The second thing is they do not seem to have any knowledge of this insurance policy the Minister of State referred to. The Minister of State said that through this process a public liability insurance policy was secured by the Department for the two existing mountain access project areas, the MacGillycuddy Reeks and Binn Shléibhe in Galway. I was approached by farmers in Binn Shléibhe and they do not seem to have any details on this insurance policy, and it is their land.

Will the Minister of State carry back a request from me that there would be an immediate, urgent consultation with all of the farmers in the two pilot area as to exactly what is going on, when consent was given, on what basis agreement was reached, whether they were made aware of this insurance policy, and if they have had sight of it? These are fundamental issues because there was one key ingredient to the success of this, which was farmers' support, consent and agreement. We are in danger of losing that through lack of interaction with the farmers. No other local group is any good. It has to be with the landowners. We know well enough in Ireland about the traditions of owning land, how precious land is to people and how they are very anxious to preserve their rights in their own land.

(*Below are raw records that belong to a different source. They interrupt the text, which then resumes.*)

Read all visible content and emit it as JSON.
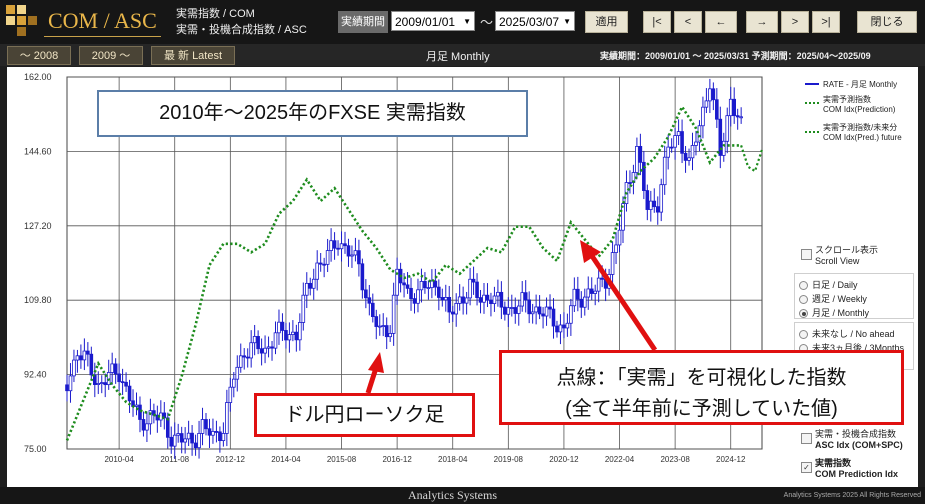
{
  "header": {
    "brand": "COM / ASC",
    "sub1": "実需指数 / COM",
    "sub2": "実需・投機合成指数 / ASC",
    "period_label": "実績期間",
    "date_from": "2009/01/01",
    "date_to": "2025/03/07",
    "tilde": "～",
    "apply": "適用",
    "nav": [
      "|<",
      "<",
      "←",
      "→",
      ">",
      ">|"
    ],
    "close": "閉じる"
  },
  "tabs": [
    "～ 2008",
    "2009 ～",
    "最 新  Latest"
  ],
  "subheader": {
    "monthly": "月足 Monthly",
    "period_info": "実績期間：2009/01/01 ～ 2025/03/31  予測期間：2025/04～2025/09"
  },
  "colors": {
    "rate": "#1a1acc",
    "prediction": "#1e8c1e",
    "annotation_border": "#e01010",
    "brand": "#e9b64a"
  },
  "legend": [
    {
      "line1": "RATE - 月足 Monthly",
      "line2": ""
    },
    {
      "line1": "実需予測指数",
      "line2": "COM Idx(Prediction)"
    },
    {
      "line1": "実需予測指数/未来分",
      "line2": "COM Idx(Pred.) future"
    }
  ],
  "panel": {
    "scroll_jp": "スクロール表示",
    "scroll_en": "Scroll View",
    "timeframes": [
      "日足 / Daily",
      "週足 / Weekly",
      "月足 / Monthly"
    ],
    "ahead": [
      "未来なし / No ahead",
      "未来3ヵ月後 / 3Months"
    ],
    "asc_jp": "実需・投機合成指数",
    "asc_en": "ASC Idx (COM+SPC)",
    "com_jp": "実需指数",
    "com_en": "COM Prediction Idx",
    "com_check": "✓"
  },
  "annotations": {
    "title": "2010年～2025年のFXSE 実需指数",
    "candle_label": "ドル円ローソク足",
    "dotted_line1": "点線：「実需」を可視化した指数",
    "dotted_line2": "(全て半年前に予測していた値)"
  },
  "footer": {
    "brand": "Analytics Systems",
    "copyright": "Analytics Systems 2025 All Rights Reserved"
  },
  "chart_data": {
    "type": "line",
    "ylim": [
      75.0,
      162.0
    ],
    "yticks": [
      "162.00",
      "144.60",
      "127.20",
      "109.80",
      "92.40",
      "75.00"
    ],
    "xticks": [
      "2010-04",
      "2011-08",
      "2012-12",
      "2014-04",
      "2015-08",
      "2016-12",
      "2018-04",
      "2019-08",
      "2020-12",
      "2022-04",
      "2023-08",
      "2024-12"
    ],
    "xlim": [
      "2009-01",
      "2025-09"
    ],
    "series": [
      {
        "name": "RATE - 月足 Monthly",
        "kind": "candlestick-close",
        "points": [
          [
            "2009-01",
            90
          ],
          [
            "2009-04",
            98
          ],
          [
            "2009-07",
            95
          ],
          [
            "2009-10",
            90
          ],
          [
            "2010-01",
            92
          ],
          [
            "2010-04",
            93
          ],
          [
            "2010-07",
            87
          ],
          [
            "2010-10",
            81
          ],
          [
            "2011-01",
            83
          ],
          [
            "2011-04",
            82
          ],
          [
            "2011-07",
            78
          ],
          [
            "2011-10",
            77
          ],
          [
            "2012-01",
            77
          ],
          [
            "2012-04",
            80
          ],
          [
            "2012-07",
            78
          ],
          [
            "2012-10",
            80
          ],
          [
            "2013-01",
            92
          ],
          [
            "2013-04",
            98
          ],
          [
            "2013-07",
            99
          ],
          [
            "2013-10",
            98
          ],
          [
            "2014-01",
            102
          ],
          [
            "2014-04",
            102
          ],
          [
            "2014-07",
            102
          ],
          [
            "2014-10",
            112
          ],
          [
            "2015-01",
            118
          ],
          [
            "2015-04",
            120
          ],
          [
            "2015-07",
            124
          ],
          [
            "2015-10",
            121
          ],
          [
            "2016-01",
            118
          ],
          [
            "2016-04",
            108
          ],
          [
            "2016-07",
            102
          ],
          [
            "2016-10",
            104
          ],
          [
            "2016-12",
            116
          ],
          [
            "2017-03",
            111
          ],
          [
            "2017-06",
            112
          ],
          [
            "2017-09",
            113
          ],
          [
            "2017-12",
            113
          ],
          [
            "2018-03",
            106
          ],
          [
            "2018-06",
            110
          ],
          [
            "2018-09",
            113
          ],
          [
            "2018-12",
            110
          ],
          [
            "2019-03",
            111
          ],
          [
            "2019-06",
            108
          ],
          [
            "2019-09",
            108
          ],
          [
            "2019-12",
            109
          ],
          [
            "2020-03",
            108
          ],
          [
            "2020-06",
            107
          ],
          [
            "2020-09",
            105
          ],
          [
            "2020-12",
            103
          ],
          [
            "2021-03",
            110
          ],
          [
            "2021-06",
            111
          ],
          [
            "2021-09",
            112
          ],
          [
            "2021-12",
            115
          ],
          [
            "2022-03",
            122
          ],
          [
            "2022-06",
            136
          ],
          [
            "2022-09",
            145
          ],
          [
            "2022-12",
            131
          ],
          [
            "2023-03",
            133
          ],
          [
            "2023-06",
            145
          ],
          [
            "2023-09",
            149
          ],
          [
            "2023-12",
            141
          ],
          [
            "2024-03",
            151
          ],
          [
            "2024-06",
            161
          ],
          [
            "2024-09",
            144
          ],
          [
            "2024-12",
            157
          ],
          [
            "2025-03",
            150
          ]
        ]
      },
      {
        "name": "実需予測指数 COM Idx(Prediction)",
        "kind": "dotted",
        "points": [
          [
            "2009-01",
            77
          ],
          [
            "2009-06",
            87
          ],
          [
            "2009-10",
            95
          ],
          [
            "2010-02",
            90
          ],
          [
            "2010-06",
            86
          ],
          [
            "2010-10",
            84
          ],
          [
            "2011-02",
            83
          ],
          [
            "2011-06",
            82
          ],
          [
            "2011-10",
            92
          ],
          [
            "2012-02",
            104
          ],
          [
            "2012-06",
            118
          ],
          [
            "2012-10",
            123
          ],
          [
            "2013-02",
            123
          ],
          [
            "2013-06",
            121
          ],
          [
            "2013-10",
            123
          ],
          [
            "2014-02",
            130
          ],
          [
            "2014-06",
            133
          ],
          [
            "2014-10",
            138
          ],
          [
            "2015-02",
            133
          ],
          [
            "2015-06",
            136
          ],
          [
            "2015-10",
            131
          ],
          [
            "2016-02",
            126
          ],
          [
            "2016-06",
            122
          ],
          [
            "2016-10",
            117
          ],
          [
            "2017-02",
            115
          ],
          [
            "2017-06",
            116
          ],
          [
            "2017-10",
            114
          ],
          [
            "2018-02",
            118
          ],
          [
            "2018-06",
            116
          ],
          [
            "2018-10",
            119
          ],
          [
            "2019-02",
            122
          ],
          [
            "2019-06",
            121
          ],
          [
            "2019-10",
            127
          ],
          [
            "2020-02",
            127
          ],
          [
            "2020-06",
            122
          ],
          [
            "2020-10",
            119
          ],
          [
            "2021-02",
            128
          ],
          [
            "2021-06",
            124
          ],
          [
            "2021-10",
            120
          ],
          [
            "2022-02",
            124
          ],
          [
            "2022-06",
            135
          ],
          [
            "2022-10",
            140
          ],
          [
            "2023-02",
            143
          ],
          [
            "2023-06",
            148
          ],
          [
            "2023-10",
            155
          ],
          [
            "2024-02",
            150
          ],
          [
            "2024-06",
            142
          ],
          [
            "2024-10",
            146
          ],
          [
            "2025-03",
            146
          ]
        ]
      },
      {
        "name": "実需予測指数/未来分 COM Idx(Pred.) future",
        "kind": "dotted",
        "points": [
          [
            "2025-03",
            146
          ],
          [
            "2025-05",
            141
          ],
          [
            "2025-07",
            140
          ],
          [
            "2025-09",
            145
          ]
        ]
      }
    ]
  }
}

They are generous with it as long as one does that.

I thank the Leas-Cheann Comhairle. I understand Deputy Ó Cuív’s concern regarding the mountain access project and I will bring back his commentary on it to the Minister, Deputy Humphreys. Embracing Ireland’s Outdoors commits to expanding the mountain access project with a timeline to the end of 2023. The Department wants to ensure that there is appropriate guidance before it is expanded. This guidance has been developed by the subgroup of Comhairle na Tuaithe. The subgroup has the farming organisations represented on it and expansion will be done with the co-operation of the farming organisations. The important piece here is the landowners.

As regards the farming organisations, most farmers are not in these organisations.

That is the piece which involves the farmers and the landowners. I will bring that back to the Minister, Deputy Humphreys. I understand officials from the Department of Rural and Community Development met with representatives of CDS Teo, Petersburg outdoor education and training centre and GeoPark last month regarding the mountain access project at Binn Shléibhe-Mount Gable. This meeting agreed that the Department would provide funding for an engagement officer to work with the local stakeholders and assist with any issues. In addition, the Department asked the IFA to assist at a local level.

Embracing Ireland’s Outdoors acknowledges the essential role landowners can play in facilitating permissive access to their lands while acknowledging that this goodwill and the legal rights of landowners must be respected by all recreational users. In the roll-out of the mountain access project and its expansion, this principle will continue to be respected and adhered to.